Dominion Energy and the US Department of Justice asked the Supreme Court to overturn a decision holding up the Atlantic Coast Pipeline, as environmental groups challenged assertions being used to make that pitch.
The 600-mile, 1.5 Bcf/d natural gas project, intended to move Appalachian gas to Mid-Atlanticmarkets, has hit a series of legal setbacks, including a 4th USCircuit Court of Appeals decision that struck federal authorizations allowing the pipelineto cross the Appalachian National Scenic Trail and national forests.
The pipeline developers and DOJ on Tuesday filed separate challenges to part of that decision that found the US Forest Service lacked authority under the Mineral Leasing Act to grant the right-of-way to cross the trail because the land is under exclusive authority of the National Park Service.
ACP in its petition for writ of certiorari June 25 argued that the National Trails System Act expressly preserves authority of other federal agencies over lands that a national trail traverses. It said the decision misconstrued both statutes on which the court relied.
DEBATE OVER CONSEQUENCES
If left to stand, the decision would have "dramatic consequences," converting the Appalachian Trail into a 2,200-mile barrier to critical infrastructure, ACP argued.
Southern Environmental Law Center has called that barrier argument hyperbole, and in a June 24 letter to the USFS offered an analysis it said shows why.
"We have examined every existing crossing of the [trail] by an oil or gas pipeline and confirmed that the Forest Service has never before granted a new right-of-way for an oil or gas pipeline to cross the [trail] where it traverses a national forest, until it did for the Atlantic Coast and Mountain Valley pipelines," said the letter from SELC attorney DJ Gerkin. Existing crossings for pipelines are unaffected by the decision, he added.
The decision also does not present a barrier for newer pipelines, he added, because some newer pipelines cross on state or private lands and others can cross federal lands by co-locating with existing rights of way.
Reasonable alternatives off national forest land are available for the ACP and have not yet been fully evaluated as possible reroutes, the SELC letter argued.
DOJ VIEW
DOJ, in its June 25 petition, agreed with ACP that the 4th Circuit ruling "threatens to hamper the development of energy infrastructure in the Eastern US, including the construction and operation" of ACP. The ruling also cast doubt on the "previously unquestioned" USFS authority to allow land use for power lines, communications sites, water facilities and roads crossing the trail within national forests, it said.
The 4th Circuit's legal error, according to DOJ, was to misread the National Trail System Act to find that long sections of the trail that are part of the National Park System cannot be subject to rights-of-way granted under the Mineral Leasing Act, it said. The decision would upend the longstanding allocation of responsibilities between NPS and USFS, it added.
There is no guarantee the court will agree to take up the case as part of its busy schedule.

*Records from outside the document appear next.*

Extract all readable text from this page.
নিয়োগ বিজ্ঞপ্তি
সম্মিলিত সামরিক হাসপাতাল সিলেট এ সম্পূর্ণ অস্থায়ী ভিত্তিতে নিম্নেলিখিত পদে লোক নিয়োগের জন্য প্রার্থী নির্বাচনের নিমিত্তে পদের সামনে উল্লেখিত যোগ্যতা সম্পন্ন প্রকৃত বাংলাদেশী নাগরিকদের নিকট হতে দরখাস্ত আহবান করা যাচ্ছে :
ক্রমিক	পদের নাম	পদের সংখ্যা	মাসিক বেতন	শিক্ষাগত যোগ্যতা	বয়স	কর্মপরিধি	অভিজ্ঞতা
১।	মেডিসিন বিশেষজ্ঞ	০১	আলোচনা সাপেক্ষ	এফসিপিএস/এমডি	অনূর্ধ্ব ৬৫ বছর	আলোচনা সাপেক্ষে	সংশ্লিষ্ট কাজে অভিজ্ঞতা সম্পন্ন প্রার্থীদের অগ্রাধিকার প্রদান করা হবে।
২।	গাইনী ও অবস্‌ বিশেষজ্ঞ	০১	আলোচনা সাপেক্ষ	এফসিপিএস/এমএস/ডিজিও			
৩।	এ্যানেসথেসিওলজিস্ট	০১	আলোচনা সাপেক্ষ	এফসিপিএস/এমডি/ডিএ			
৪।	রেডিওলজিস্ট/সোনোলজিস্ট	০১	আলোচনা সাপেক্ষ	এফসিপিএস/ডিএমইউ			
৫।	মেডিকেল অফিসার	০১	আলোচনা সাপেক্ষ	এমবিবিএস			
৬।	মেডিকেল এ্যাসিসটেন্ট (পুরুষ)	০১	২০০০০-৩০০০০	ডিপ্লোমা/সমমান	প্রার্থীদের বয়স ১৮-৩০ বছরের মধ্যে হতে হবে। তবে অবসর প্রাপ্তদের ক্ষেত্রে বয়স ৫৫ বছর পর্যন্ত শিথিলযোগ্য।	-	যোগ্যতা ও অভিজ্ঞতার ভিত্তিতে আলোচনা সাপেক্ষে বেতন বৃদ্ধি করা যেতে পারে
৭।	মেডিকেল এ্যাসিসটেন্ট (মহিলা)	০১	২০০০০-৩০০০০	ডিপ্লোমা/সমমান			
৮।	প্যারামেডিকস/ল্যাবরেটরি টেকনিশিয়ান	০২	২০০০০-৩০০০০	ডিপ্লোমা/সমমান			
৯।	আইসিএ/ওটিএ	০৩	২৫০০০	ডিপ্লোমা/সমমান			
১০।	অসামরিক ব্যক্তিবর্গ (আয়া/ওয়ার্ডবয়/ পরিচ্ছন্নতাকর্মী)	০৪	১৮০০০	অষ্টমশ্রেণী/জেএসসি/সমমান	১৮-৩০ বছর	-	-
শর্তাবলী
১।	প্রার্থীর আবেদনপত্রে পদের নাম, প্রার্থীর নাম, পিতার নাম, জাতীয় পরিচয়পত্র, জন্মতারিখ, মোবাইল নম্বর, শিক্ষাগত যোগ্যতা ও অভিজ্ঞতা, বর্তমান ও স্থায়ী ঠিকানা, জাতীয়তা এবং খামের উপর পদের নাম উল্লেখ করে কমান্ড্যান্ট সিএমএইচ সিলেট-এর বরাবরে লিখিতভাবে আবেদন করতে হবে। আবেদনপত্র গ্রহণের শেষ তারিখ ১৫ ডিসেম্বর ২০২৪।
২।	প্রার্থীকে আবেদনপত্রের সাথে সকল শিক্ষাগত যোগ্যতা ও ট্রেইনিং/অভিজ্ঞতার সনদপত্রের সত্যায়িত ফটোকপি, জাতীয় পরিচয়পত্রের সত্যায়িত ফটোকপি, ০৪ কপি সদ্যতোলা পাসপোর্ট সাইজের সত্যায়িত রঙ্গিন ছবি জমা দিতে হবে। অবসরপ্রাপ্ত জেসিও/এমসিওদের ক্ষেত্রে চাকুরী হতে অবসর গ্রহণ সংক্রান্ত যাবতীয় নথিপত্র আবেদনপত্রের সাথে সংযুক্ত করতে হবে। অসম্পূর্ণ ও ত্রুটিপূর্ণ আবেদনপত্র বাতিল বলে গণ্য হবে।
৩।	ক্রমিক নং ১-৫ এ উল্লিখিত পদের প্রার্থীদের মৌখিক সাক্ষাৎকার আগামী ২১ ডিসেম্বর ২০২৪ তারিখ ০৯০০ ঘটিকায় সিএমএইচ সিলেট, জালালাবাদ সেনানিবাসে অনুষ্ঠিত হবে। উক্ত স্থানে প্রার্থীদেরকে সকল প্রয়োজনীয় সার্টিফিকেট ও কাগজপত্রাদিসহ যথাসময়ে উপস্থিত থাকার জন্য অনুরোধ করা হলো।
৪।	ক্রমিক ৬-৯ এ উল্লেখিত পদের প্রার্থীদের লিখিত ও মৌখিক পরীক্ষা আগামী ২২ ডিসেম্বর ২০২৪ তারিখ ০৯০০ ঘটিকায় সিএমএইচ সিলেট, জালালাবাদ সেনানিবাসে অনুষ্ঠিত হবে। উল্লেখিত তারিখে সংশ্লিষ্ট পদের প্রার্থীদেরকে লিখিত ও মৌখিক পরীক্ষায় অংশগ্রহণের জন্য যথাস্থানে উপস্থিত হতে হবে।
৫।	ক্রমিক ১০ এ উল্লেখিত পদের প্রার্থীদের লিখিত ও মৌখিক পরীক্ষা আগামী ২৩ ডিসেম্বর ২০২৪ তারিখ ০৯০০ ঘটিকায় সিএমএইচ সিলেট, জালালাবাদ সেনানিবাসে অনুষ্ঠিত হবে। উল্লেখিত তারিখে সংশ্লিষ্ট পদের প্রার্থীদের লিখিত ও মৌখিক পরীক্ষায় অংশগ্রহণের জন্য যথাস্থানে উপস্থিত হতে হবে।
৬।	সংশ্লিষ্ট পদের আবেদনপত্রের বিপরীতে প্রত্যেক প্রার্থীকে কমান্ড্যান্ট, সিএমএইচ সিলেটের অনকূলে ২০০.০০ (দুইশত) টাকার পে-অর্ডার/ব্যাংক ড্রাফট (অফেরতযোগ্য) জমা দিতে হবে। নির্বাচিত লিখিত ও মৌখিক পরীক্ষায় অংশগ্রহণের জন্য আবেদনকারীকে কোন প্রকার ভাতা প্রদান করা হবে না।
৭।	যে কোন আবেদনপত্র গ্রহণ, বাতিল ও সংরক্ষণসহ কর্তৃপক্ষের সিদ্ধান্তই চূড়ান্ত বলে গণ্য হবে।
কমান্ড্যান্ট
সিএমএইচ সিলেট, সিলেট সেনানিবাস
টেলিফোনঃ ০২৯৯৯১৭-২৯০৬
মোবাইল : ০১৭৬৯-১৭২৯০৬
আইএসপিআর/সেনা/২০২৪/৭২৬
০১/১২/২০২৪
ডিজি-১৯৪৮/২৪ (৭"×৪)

The project's 1.5 Bcf/d of incremental capacity is underpinned by long-term contracts with regional end-users affiliated with the developer. The Mid-Atlantic relies on gas from only a few pipeline systems capable of delivering there. Transcontinental Gas Pipe Line, the primary system bringing gas into the area, often runs at- or near-capacity, and smaller supply sources like Dominion Energy Transmission and Columbia Gas Transmission tend to run close to full.
The combined 3.5 Bcf/d of capacity from ACP and the neighboring MVP project is far greater than projected demand-growth estimates in the region, potentially reducing price spikes during peak demand days, according to S&P Global Platts analytics.